Bereits als Kinder verbrannten wir uns die Hände am wilden Kraut, wenn wir zu neugierig waren. Dabei lernten wir auch gleich, die Brennnessel zu bestimmen: Sie gilt als eine der besten Pflanzen für den Einstieg ins Sammeln von Wildkräutern.
Du findest die Brennnessel auf nährstoffreichen, feuchten Böden. Sie steht oft an Waldrändern, in Parks, neben Teichen und Flüssen. Verwechslungsgefahr besteht vor allem mit der Taubnessel – die aber ebenfalls essbar ist. Wichtig ist, dass du dir eine Sammelstelle suchst, die nicht an einem Weg oder neben stark gedüngten Wiesen liegt. Hundekot und Düngemittel verderben die Freude am Geschmack.
Die Brennnessel wächst fast ganzjährig. Besonders lecker schmecken die frühen Spitzen jetzt, im Frühling. Die jungen Blätter sind zart und würzig, mit zunehmendem Alter werden sie kräftiger. Im Frühherbst bilden sich die Samen aus, die einen nussigen Geschmack haben. Wir essen sie am liebsten geröstet!
Aber auch im Winter findest du die Brennnessel mancherorts. Dann ist sie eine willkommene grüne Abwechslung zum Wintergemüse. Doch Vorsicht beim Pflücken – Im Winter brennen die Blätter besonders stark.

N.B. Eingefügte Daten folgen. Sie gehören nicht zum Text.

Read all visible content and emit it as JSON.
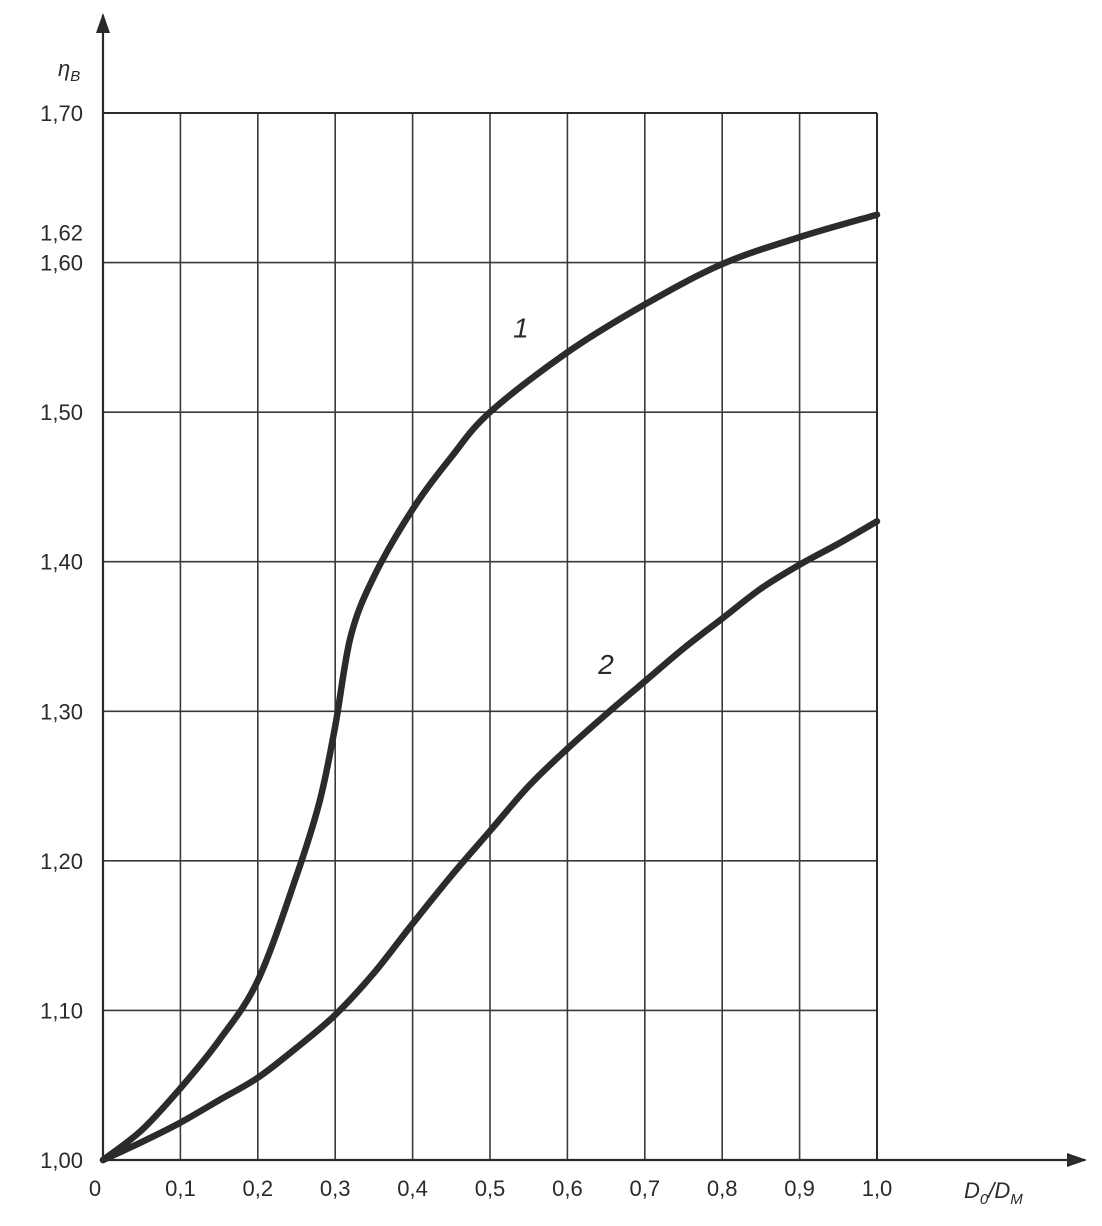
{
  "chart_data": {
    "type": "line",
    "title": "",
    "xlabel": {
      "main": "D",
      "sub0": "0",
      "slash": "/D",
      "sub1": "M"
    },
    "ylabel": {
      "main": "η",
      "sub": "B"
    },
    "xlim": [
      0,
      1.0
    ],
    "ylim": [
      1.0,
      1.7
    ],
    "grid": true,
    "x_ticks": [
      {
        "value": 0,
        "label": "0"
      },
      {
        "value": 0.1,
        "label": "0,1"
      },
      {
        "value": 0.2,
        "label": "0,2"
      },
      {
        "value": 0.3,
        "label": "0,3"
      },
      {
        "value": 0.4,
        "label": "0,4"
      },
      {
        "value": 0.5,
        "label": "0,5"
      },
      {
        "value": 0.6,
        "label": "0,6"
      },
      {
        "value": 0.7,
        "label": "0,7"
      },
      {
        "value": 0.8,
        "label": "0,8"
      },
      {
        "value": 0.9,
        "label": "0,9"
      },
      {
        "value": 1.0,
        "label": "1,0"
      }
    ],
    "y_ticks": [
      {
        "value": 1.0,
        "label": "1,00"
      },
      {
        "value": 1.1,
        "label": "1,10"
      },
      {
        "value": 1.2,
        "label": "1,20"
      },
      {
        "value": 1.3,
        "label": "1,30"
      },
      {
        "value": 1.4,
        "label": "1,40"
      },
      {
        "value": 1.5,
        "label": "1,50"
      },
      {
        "value": 1.6,
        "label": "1,60"
      },
      {
        "value": 1.62,
        "label": "1,62"
      },
      {
        "value": 1.7,
        "label": "1,70"
      }
    ],
    "y_grid_values": [
      1.1,
      1.2,
      1.3,
      1.4,
      1.5,
      1.6
    ],
    "series": [
      {
        "name": "1",
        "label_at": [
          0.54,
          1.55
        ],
        "x": [
          0,
          0.05,
          0.1,
          0.15,
          0.2,
          0.25,
          0.28,
          0.3,
          0.32,
          0.35,
          0.4,
          0.45,
          0.5,
          0.6,
          0.7,
          0.8,
          0.9,
          1.0
        ],
        "y": [
          1.0,
          1.02,
          1.048,
          1.08,
          1.12,
          1.19,
          1.24,
          1.29,
          1.35,
          1.39,
          1.435,
          1.47,
          1.5,
          1.54,
          1.572,
          1.599,
          1.617,
          1.632
        ]
      },
      {
        "name": "2",
        "label_at": [
          0.65,
          1.325
        ],
        "x": [
          0,
          0.05,
          0.1,
          0.15,
          0.2,
          0.25,
          0.3,
          0.35,
          0.4,
          0.45,
          0.5,
          0.55,
          0.6,
          0.65,
          0.7,
          0.75,
          0.8,
          0.85,
          0.9,
          0.95,
          1.0
        ],
        "y": [
          1.0,
          1.012,
          1.025,
          1.04,
          1.055,
          1.075,
          1.097,
          1.125,
          1.158,
          1.19,
          1.22,
          1.25,
          1.275,
          1.298,
          1.32,
          1.342,
          1.362,
          1.382,
          1.398,
          1.412,
          1.427
        ]
      }
    ],
    "colors": {
      "curve": "#2b2b2b",
      "grid": "#3a3a3a",
      "text": "#2a2a2a",
      "background": "#ffffff"
    }
  }
}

Wenn du beherzt zugreifst, knicken die Brennhaare um und können dich nicht brennen. Das braucht aber einiges an Mut. Für unsere Lasagne benötigen wir eine ganze Menge Brennnesselblätter, die wir deshalb mit dicken Handschuhen pflücken.
Zuhause rollen wir die Blätter als erstes mit einem Wallholz flach. Durch den Druck werden die feinen Härchen geknickt und brennen nicht mehr. Anschliessend waschen wir die Brennnesselblätter in einem Wasserbad, bevor sie den Weg in unsere saisonale und vegane Lasagne finden.
Zutaten
Für die Füllung
- 400 g Champignons
- 200 g Brennnesseln
- 2 Birnen
- 1 Zwiebel
- 3 Zehen Knoblauch
- 1 EL Öl
- 600 g gehackte Tomaten
- 500 g Lasagneblätter
Für die Béchamel-Sauce
- 130 g Margarine
- 3 EL helles Mehl (z.Bsp. Dinkelmehl)
- 500 ml ungesüsste Sojamilch
- 4 EL Hefeflocken
- 0.5 TL Muskatnuss
- Salz & Pfeffer nach Geschmack
- Die Brennhaare der Blätter zerstören, indem die Brennnesselblätter mit einem Wallholz zerdrückt werden. Anschliessend die Blätter waschen, grob hacken und beiseite stellen.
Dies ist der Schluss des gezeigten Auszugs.